This explains (or tries to explain) how I deal with finding plural words in my various lexicons. I wanted to do this so my polygon solver can provide options to exclude plural words, or in some cases, plural words that end in 's'.
My data sources are just lists of words - I have no idea which words in these lists are plurals. So I needed to find a way to automate the process of deciding whether (or not) a word is a plural. My list of 224000 words was way too long to go through by hand.
Then I found this (rather amazing) python module inflect.py. This module has a singular_noun() method which indicates if a potentially plural noun has a singular version. For example, singular_noun("brethren")
gives me "brother"
. Which is great. However, pure inflection does not always work: e.g. singular_noun("asparagus")
gives me "asparagu"
, which is not a word (at least not one that I'm familiar with).

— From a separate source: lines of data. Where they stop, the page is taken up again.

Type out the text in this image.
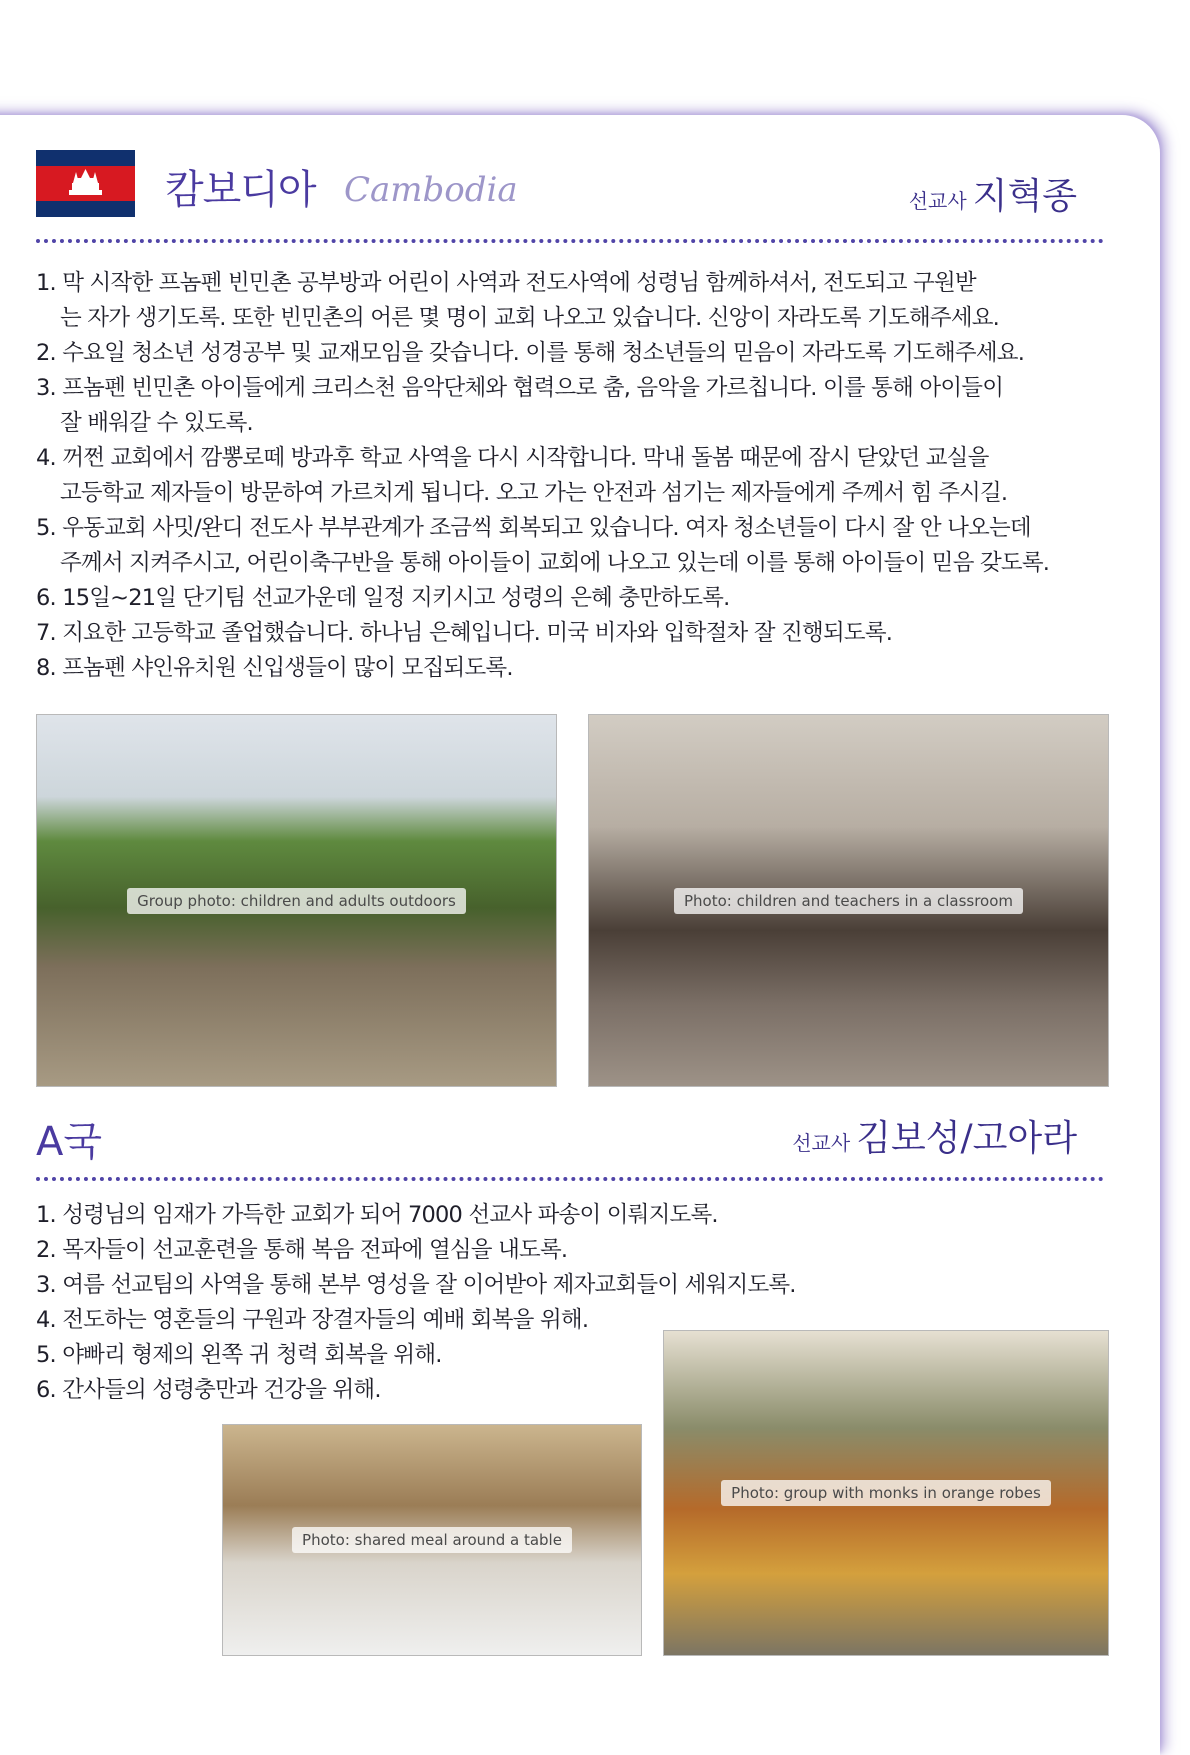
캄보디아 Cambodia	선교사 지혁종
1. 막 시작한 프놈펜 빈민촌 공부방과 어린이 사역과 전도사역에 성령님 함께하셔서, 전도되고 구원받
는 자가 생기도록. 또한 빈민촌의 어른 몇 명이 교회 나오고 있습니다. 신앙이 자라도록 기도해주세요.
2. 수요일 청소년 성경공부 및 교재모임을 갖습니다. 이를 통해 청소년들의 믿음이 자라도록 기도해주세요.
3. 프놈펜 빈민촌 아이들에게 크리스천 음악단체와 협력으로 춤, 음악을 가르칩니다. 이를 통해 아이들이
잘 배워갈 수 있도록.
4. 꺼쩐 교회에서 깜뽕로떼 방과후 학교 사역을 다시 시작합니다. 막내 돌봄 때문에 잠시 닫았던 교실을
고등학교 제자들이 방문하여 가르치게 됩니다. 오고 가는 안전과 섬기는 제자들에게 주께서 힘 주시길.
5. 우동교회 사밋/완디 전도사 부부관계가 조금씩 회복되고 있습니다. 여자 청소년들이 다시 잘 안 나오는데
주께서 지켜주시고, 어린이축구반을 통해 아이들이 교회에 나오고 있는데 이를 통해 아이들이 믿음 갖도록.
6. 15일~21일 단기팀 선교가운데 일정 지키시고 성령의 은혜 충만하도록.
7. 지요한 고등학교 졸업했습니다. 하나님 은혜입니다. 미국 비자와 입학절차 잘 진행되도록.
8. 프놈펜 샤인유치원 신입생들이 많이 모집되도록.
Group photo: children and adults outdoors	Photo: children and teachers in a classroom
A국	선교사 김보성/고아라
1. 성령님의 임재가 가득한 교회가 되어 7000 선교사 파송이 이뤄지도록.
2. 목자들이 선교훈련을 통해 복음 전파에 열심을 내도록.
3. 여름 선교팀의 사역을 통해 본부 영성을 잘 이어받아 제자교회들이 세워지도록.
4. 전도하는 영혼들의 구원과 장결자들의 예배 회복을 위해.
5. 야빠리 형제의 왼쪽 귀 청력 회복을 위해.
6. 간사들의 성령충만과 건강을 위해.
Photo: shared meal around a table
Photo: group with monks in orange robes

To overcome this, I additionally check that the result from singular_noun(potential_plural)
is also in my dictionary. If it is, then potential_plural
is added to my list of plural nouns.
This seemed to work out pretty well, except that I noticed that some (~0.1%) of the resulting words (mostly ending with 'ss') were clearly not plurals. After a little clear up, I have not had to greatly modify the list thus obtained (61500 plural words), but it has undergone some improvements thanks to helpful suggestions from people out there. If you do find any anomalies then *please* let me know!
All in all, I think the algorithm for detecting plural words is highly (99%) accurate but by no means foolproof.
I hope all this makes at least some sort of sense!